In one small work, this hold becomes more intimate; in Anechoic Chamber (2025), one figure reaches out to another, fingers resting on a shoulder. This subtle interaction is layered, rubbed away, and painted back in again. This soundless room suggests a deeper, unseen set of relations—the microcosmic dialogue which underscores all of life.

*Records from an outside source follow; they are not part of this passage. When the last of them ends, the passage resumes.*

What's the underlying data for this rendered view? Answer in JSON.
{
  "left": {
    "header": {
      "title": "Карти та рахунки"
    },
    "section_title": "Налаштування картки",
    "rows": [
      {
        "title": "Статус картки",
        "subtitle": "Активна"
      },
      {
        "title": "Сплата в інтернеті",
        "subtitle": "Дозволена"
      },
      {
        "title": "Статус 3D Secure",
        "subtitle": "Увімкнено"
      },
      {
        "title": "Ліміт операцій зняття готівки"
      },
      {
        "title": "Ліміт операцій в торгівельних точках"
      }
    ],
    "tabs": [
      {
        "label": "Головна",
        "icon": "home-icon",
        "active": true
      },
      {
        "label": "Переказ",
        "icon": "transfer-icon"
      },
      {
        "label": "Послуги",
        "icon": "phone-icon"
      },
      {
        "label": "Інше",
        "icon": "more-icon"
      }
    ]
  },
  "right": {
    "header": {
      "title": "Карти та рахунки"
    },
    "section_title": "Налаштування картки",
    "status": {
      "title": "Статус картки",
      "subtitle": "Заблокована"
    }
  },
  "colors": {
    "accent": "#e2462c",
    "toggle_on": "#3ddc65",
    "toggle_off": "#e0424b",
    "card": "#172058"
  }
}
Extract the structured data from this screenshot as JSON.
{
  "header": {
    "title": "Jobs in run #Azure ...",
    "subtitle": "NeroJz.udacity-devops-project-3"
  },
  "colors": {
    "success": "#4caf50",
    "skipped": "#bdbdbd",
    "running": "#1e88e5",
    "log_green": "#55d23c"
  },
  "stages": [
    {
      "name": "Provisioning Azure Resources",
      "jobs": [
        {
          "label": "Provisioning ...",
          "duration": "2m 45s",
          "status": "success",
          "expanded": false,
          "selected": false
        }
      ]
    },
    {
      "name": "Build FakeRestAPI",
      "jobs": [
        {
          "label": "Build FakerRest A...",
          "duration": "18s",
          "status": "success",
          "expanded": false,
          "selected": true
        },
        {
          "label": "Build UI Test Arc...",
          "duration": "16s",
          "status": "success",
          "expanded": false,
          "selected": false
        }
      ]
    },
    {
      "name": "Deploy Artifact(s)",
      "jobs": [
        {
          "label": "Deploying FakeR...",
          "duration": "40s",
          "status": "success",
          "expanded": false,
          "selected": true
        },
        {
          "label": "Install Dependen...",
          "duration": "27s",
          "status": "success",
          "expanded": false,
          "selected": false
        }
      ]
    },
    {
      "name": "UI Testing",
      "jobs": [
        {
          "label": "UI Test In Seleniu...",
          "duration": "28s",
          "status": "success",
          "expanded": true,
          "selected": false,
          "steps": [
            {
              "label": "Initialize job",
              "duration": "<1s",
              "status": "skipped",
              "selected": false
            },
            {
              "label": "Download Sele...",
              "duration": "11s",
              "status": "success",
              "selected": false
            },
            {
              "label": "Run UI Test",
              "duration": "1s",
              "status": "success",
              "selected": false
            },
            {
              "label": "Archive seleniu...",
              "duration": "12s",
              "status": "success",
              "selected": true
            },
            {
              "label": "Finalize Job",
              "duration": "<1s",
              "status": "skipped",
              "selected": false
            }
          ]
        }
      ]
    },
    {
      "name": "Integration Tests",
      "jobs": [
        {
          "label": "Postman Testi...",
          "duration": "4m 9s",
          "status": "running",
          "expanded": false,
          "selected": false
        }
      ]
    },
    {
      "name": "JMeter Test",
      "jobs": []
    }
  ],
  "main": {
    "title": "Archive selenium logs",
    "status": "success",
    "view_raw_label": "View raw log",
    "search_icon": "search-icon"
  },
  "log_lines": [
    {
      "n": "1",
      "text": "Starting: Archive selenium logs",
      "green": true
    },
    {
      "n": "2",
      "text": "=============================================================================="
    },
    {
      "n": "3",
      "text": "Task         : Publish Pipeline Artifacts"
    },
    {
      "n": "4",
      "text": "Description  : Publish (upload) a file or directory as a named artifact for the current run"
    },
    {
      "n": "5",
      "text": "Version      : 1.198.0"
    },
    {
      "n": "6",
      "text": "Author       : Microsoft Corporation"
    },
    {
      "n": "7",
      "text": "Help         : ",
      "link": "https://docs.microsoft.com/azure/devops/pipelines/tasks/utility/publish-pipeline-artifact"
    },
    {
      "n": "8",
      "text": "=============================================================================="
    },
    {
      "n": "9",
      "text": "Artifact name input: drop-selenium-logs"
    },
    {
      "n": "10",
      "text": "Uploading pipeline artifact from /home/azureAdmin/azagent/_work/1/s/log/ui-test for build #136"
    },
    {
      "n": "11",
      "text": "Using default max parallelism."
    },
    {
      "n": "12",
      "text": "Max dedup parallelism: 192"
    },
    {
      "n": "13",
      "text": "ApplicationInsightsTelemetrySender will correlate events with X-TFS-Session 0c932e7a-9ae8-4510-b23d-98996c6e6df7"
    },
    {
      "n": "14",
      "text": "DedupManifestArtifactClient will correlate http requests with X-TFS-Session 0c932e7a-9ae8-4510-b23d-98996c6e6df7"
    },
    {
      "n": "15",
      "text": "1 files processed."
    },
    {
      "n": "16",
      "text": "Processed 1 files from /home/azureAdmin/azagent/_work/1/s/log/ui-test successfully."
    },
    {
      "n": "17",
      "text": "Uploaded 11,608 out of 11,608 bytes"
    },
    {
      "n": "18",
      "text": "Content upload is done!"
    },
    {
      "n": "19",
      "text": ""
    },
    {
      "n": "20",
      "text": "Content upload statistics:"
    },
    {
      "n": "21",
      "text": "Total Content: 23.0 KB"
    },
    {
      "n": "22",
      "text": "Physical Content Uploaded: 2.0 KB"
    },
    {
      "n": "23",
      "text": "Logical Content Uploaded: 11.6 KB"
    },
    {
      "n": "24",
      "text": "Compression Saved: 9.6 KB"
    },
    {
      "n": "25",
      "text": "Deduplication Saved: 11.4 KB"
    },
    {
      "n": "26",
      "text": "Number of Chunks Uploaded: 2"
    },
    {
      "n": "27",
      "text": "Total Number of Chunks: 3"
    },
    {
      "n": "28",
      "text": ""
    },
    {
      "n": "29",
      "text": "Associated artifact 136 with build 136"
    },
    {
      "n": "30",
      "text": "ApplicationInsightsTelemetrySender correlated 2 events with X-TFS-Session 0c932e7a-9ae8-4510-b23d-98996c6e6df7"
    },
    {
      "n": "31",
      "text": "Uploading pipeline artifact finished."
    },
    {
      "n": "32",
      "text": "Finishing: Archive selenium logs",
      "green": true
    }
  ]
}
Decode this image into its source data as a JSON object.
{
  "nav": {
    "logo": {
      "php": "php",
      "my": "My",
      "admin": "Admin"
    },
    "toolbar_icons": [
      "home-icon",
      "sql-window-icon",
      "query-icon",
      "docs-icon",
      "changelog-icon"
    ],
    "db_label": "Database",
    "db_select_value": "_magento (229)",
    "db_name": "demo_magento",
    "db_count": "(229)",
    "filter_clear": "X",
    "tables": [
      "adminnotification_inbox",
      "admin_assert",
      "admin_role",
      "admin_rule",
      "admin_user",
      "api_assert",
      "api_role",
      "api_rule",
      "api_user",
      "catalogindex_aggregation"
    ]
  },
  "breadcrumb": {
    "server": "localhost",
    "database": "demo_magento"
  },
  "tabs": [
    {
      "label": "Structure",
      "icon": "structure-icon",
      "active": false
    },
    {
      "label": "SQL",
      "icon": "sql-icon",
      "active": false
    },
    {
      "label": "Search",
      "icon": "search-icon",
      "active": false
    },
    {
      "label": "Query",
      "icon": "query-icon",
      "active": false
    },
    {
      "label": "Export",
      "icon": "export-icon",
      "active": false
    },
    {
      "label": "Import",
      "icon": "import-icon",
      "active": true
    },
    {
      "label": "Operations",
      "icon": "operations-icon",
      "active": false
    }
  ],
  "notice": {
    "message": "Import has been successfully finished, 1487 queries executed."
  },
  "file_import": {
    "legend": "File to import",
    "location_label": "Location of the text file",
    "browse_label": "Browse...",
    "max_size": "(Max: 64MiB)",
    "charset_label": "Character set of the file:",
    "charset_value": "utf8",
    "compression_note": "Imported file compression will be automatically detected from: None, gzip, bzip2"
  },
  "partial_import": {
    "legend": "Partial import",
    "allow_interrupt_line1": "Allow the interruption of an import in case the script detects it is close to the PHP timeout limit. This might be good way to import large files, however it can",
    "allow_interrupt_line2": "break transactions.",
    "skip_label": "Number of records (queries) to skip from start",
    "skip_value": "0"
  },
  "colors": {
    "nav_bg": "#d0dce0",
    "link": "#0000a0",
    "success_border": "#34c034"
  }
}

The microcosmic reappears in At The Edges of Longing Is An Impossible Communication (Dead Letter) (2025), where Packer paints a vast periodic table that undergirds the entire composition—an organizational system naming the invisible elements that compose our world. Color weaves in and out of this structure, yellows and blues layered with a deep burgundy figure hovering at the center. These ghostly presences point to smaller moments and motifs scattered throughout the work: a press release, playing cards, records, and so on. These punctums reference methods of translation. Packer is letting us know that this type of information can only bring us to the edge of the knowable world, while the medium of paint connects us to what is left unknown, unseen, and unspoken.
Throughout Dead Letter, Packer’s layering—of paint, gesture, and meaning—mirrors the temporal complexity of mourning. Moments of revelation puncture the surface but never fully resolve it. A painted phone number, a half-formed figure, a field of color: each points toward communication that never quite arrives. Packer invites us to linger in this in-between space, to dwell with the material presence of what remains. By staying with the medium, we are invited to sit with loss, and through the act of returning, to emerge into the unexpected.
Tony Bluestone is an artist who lives and works between New York City and the Catskill Mountains.